Kellock–Taschereau Commission


The Kellock–Taschereau Commission was a royal commission appointed by Prime Minister William Lyon Mackenzie King on behalf of the Government of Canada under Order in Council PC 411 on February 5, 1946.
The Commission was mandated to investigate the allegations set forward by Soviet defector Igor Gouzenko that a spy ring of Canadian Communists was handing over secret information to the Soviet Union, later referred to as the "Gouzenko Affair". Notable among the thirteen accused of passing over secrets were Fred Rose, the Labor-Progressive Party Member of Parliament for Cartier, and Sam Carr, a senior organizer of the Labor-Progressive Party. The commission was headed by two judges of the Supreme Court of Canada, Justice Robert Taschereau and Justice Roy Kellock. Counsel included President of the Canadian Bar Association E.K. Williams, D.W. Mundell, Gérald Fauteux, and John Robert Cartwright.
The Commission was hurriedly convened when rumours in Washington suggested journalist Drew Pearson was about to disclose that Canada was secretly investigating Russian spy rings that might extend into the USA. Several Canadians named in Gouzenko's documents were immediately arrested and sequestered until summoned before the royal commission.
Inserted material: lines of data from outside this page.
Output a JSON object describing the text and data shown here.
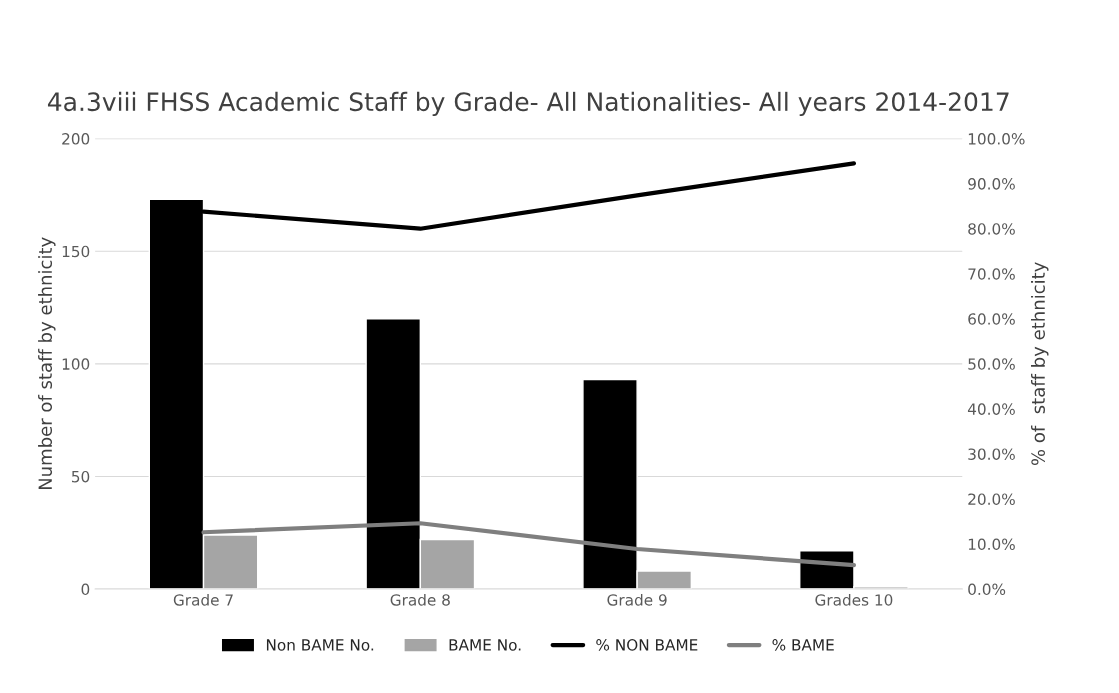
{
  "chart_data": {
    "type": "bar",
    "title": "4a.3viii FHSS Academic Staff by Grade- All Nationalities- All years 2014-2017",
    "ylabel": "Number of staff by ethnicity",
    "y2label": "% of  staff by ethnicity",
    "categories": [
      "Grade 7",
      "Grade 8",
      "Grade 9",
      "Grades 10"
    ],
    "series": [
      {
        "name": "Non BAME No.",
        "color": "#000000",
        "values": [
          173,
          120,
          93,
          17
        ]
      },
      {
        "name": "BAME No.",
        "color": "#a5a5a5",
        "values": [
          24,
          22,
          8,
          1
        ]
      },
      {
        "name": "% NON BAME",
        "type": "line",
        "axis": "y2",
        "color": "#000000",
        "values": [
          83.8,
          80.0,
          87.4,
          94.5
        ]
      },
      {
        "name": "% BAME",
        "type": "line",
        "axis": "y2",
        "color": "#7f7f7f",
        "values": [
          12.6,
          14.6,
          8.9,
          5.3
        ]
      }
    ],
    "ylim": [
      0,
      200
    ],
    "yticks": [
      0,
      50,
      100,
      150,
      200
    ],
    "y2lim": [
      0,
      100
    ],
    "y2ticks": [
      {
        "value": 0,
        "label": "0.0%"
      },
      {
        "value": 10,
        "label": "10.0%"
      },
      {
        "value": 20,
        "label": "20.0%"
      },
      {
        "value": 30,
        "label": "30.0%"
      },
      {
        "value": 40,
        "label": "40.0%"
      },
      {
        "value": 50,
        "label": "50.0%"
      },
      {
        "value": 60,
        "label": "60.0%"
      },
      {
        "value": 70,
        "label": "70.0%"
      },
      {
        "value": 80,
        "label": "80.0%"
      },
      {
        "value": 90,
        "label": "90.0%"
      },
      {
        "value": 100,
        "label": "100.0%"
      }
    ],
    "grid": "y",
    "legend": "bottom"
  }
}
Evidence before the commissioners suggested at least two Soviet espionage networks were active in Canada in wartime, one targeting the Manhattan Project. About 20 Canadian suspects were tried in 1947-48 for espionage. Ten were convicted and punished in a range from five years imprisonment to a $500 fine, seven were judged not guilty and two more acquitted on appeal. British nuclear scientist Alan Nunn May was arrested in England in March, 1946 and pleaded guilty; British nuclear scientist Klaus Fuchs remained at work undetected until identified by Venona in 1949.
The impact of the Kellock–Taschereau Commission was far-reaching, first because people implicated in Gouzenko's documents were secretly arrested and denied legal advice, under emergency wartime regulations, and an "Emergency Committee for Civil Rights" assembled to defend them. Executive members included C.B. Macpherson, Leopold Infeld and A.Y. Jackson. Their advertisement in the Toronto Star said the Commission endangered the "basic rights of Canadians" and did "violence to the rights of free men." They compared the Kellock–Taschereau Commission to the trial of Lt.-Col. John Lilburne during the English Civil War of 1649, stating "the methods of the Commission are not new. They were used against Englishmen in 1649 and against Canadians in 1946."
Whatever the implications for civil and legal rights, the "Gouzenko inquiry" provided the first judicial evidence in North America of proved Communist spies, among the first events of the Cold War, and prompted both increased investigation and McCarthyism. In the Literary Review of Canada, Margaret Atwood listed the report of the Kellock–Taschereau Commission as one of Canada's 100 most important books. Many later writers on espionage cite its evidence as the first detailed narratives of how Soviet agents cultivated sympathetic acquaintances so as to turn them into active spies on secret topics. Gordon Lunan, one of the spies most harshly punished later published personal memoirs.